Over the summer I wrote up a bit of material laying out a (very general) theory of formal algebraic spaces for the Stacks project. The idea is to work initially with very general objects and then for later results impose those conditions that make the arguments work (similarly to what is done for algebraic spaces and algebraic stacks in the Stacks project). As is often the case when you work through a new subject some natural very basic questions arise which I am unable to answer.

This paragraph is for motivation only and you can skip it. Let X be a scheme and let Z ⊂ X be a closed subset. The completion of X along Z is the functor which associates to a scheme T the set of morphisms f : T —> X such that f(T) ⊂ Z set theoretically. My question is whether one has “countably indexed => adic*” for such a completion.
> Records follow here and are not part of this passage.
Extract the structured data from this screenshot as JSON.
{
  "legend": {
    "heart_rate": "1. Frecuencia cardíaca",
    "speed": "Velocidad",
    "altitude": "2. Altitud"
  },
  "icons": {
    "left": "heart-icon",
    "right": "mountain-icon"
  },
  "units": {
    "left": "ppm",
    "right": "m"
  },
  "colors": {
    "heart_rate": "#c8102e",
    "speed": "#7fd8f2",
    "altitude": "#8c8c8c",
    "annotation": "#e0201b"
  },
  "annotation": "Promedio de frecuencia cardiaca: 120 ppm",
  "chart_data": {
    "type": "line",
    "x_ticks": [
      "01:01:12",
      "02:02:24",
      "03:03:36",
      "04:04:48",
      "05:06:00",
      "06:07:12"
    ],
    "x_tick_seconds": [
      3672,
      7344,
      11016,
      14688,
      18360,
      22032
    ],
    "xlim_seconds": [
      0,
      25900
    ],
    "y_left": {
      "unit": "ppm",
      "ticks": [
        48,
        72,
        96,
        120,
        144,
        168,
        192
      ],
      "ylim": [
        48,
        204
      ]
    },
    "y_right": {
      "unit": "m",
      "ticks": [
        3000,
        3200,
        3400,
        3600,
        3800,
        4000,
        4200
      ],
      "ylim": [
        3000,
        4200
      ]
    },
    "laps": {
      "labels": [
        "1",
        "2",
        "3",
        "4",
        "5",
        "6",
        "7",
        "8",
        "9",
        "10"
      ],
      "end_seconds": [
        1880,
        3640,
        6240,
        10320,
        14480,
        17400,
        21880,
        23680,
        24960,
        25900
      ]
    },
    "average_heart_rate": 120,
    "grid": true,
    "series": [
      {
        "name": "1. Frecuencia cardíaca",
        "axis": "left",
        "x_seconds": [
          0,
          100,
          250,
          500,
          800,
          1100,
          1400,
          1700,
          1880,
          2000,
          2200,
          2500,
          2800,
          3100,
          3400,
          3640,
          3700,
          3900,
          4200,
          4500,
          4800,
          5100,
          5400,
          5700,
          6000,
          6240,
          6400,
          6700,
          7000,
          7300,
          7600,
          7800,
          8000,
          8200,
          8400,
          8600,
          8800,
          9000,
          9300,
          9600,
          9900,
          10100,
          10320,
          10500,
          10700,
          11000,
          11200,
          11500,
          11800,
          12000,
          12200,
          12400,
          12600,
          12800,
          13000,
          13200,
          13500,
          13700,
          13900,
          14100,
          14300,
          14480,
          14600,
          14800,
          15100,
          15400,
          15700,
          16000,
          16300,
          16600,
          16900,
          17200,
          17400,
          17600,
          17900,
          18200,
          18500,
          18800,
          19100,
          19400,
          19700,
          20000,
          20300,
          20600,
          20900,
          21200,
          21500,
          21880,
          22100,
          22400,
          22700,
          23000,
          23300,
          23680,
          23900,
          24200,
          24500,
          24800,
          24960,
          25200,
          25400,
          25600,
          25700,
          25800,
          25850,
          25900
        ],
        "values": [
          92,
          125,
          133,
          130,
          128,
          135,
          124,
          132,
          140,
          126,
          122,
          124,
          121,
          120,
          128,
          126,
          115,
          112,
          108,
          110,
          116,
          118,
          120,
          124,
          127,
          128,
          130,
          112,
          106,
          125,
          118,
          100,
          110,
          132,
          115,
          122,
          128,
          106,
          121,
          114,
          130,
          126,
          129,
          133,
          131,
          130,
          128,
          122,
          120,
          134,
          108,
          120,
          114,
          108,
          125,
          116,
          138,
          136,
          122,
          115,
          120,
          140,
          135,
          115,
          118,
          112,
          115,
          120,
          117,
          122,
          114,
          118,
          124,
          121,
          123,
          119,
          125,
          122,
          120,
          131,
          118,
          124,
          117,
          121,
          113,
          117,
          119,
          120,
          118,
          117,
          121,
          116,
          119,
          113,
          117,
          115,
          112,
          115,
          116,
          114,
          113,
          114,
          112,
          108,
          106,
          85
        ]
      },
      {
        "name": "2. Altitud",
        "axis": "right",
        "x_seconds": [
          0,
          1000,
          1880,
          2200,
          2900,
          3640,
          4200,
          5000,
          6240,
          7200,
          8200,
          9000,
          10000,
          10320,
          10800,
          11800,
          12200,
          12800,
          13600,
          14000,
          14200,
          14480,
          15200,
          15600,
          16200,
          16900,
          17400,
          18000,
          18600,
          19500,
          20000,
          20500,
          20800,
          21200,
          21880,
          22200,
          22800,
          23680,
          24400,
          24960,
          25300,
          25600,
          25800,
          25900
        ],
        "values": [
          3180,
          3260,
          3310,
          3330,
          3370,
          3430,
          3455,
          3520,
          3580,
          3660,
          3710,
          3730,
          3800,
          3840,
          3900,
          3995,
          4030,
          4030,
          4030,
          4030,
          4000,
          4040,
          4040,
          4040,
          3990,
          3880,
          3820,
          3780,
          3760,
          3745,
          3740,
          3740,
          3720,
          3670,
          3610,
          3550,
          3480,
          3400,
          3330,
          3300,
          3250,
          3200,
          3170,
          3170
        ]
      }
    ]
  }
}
In terms of algebra this means the following. Let A be a ring and let I ⊂ A be a radical ideal. Assume there is a countable family

I ⊃ J_1 ⊃ J_2 ⊃ J_3 ⊃ …

of ideals with V(I) = V(J_n) such that for every ideal I ⊃ J with V(I) = V(J) we have J ⊃ J_n for some n. In other words, the partially ordered set of closed subschemes of \Spec(A) supported on Z = V(I) has a countable cofinal subset. Let’s write A^* = \lim A/J_n as a topological ring endowed with the limit topology.

Is there a finitely generated ideal 𐌹 ⊂ A^* such that the powers of 𐌹 form a fundamental system of open neighbourhoods of 0? In other words, is A^* an adic topological ring which has a finitely generated ideal of definition?

Now that I state it like this, it seems this cannot possibly be true. But I haven’t found a counter example. Have you?

PS: I love gothic letters… 𐌰 𐌱 𐌲 𐌳 𐌴 𐌵 𐌶 𐌷 𐌸 𐌹 𐌺 𐌻 𐌼 𐌽 𐌾 𐌿 𐍀 𐍁 𐍂 𐍃 𐍄 𐍅 𐍆 𐍇 𐍈 𐍉 𐍊

Edit Sept 12, 2014. Just got a note from Gabber where he shows that the answer is yes when I is the radical of a countably generated ideal and that there is a counter example in general.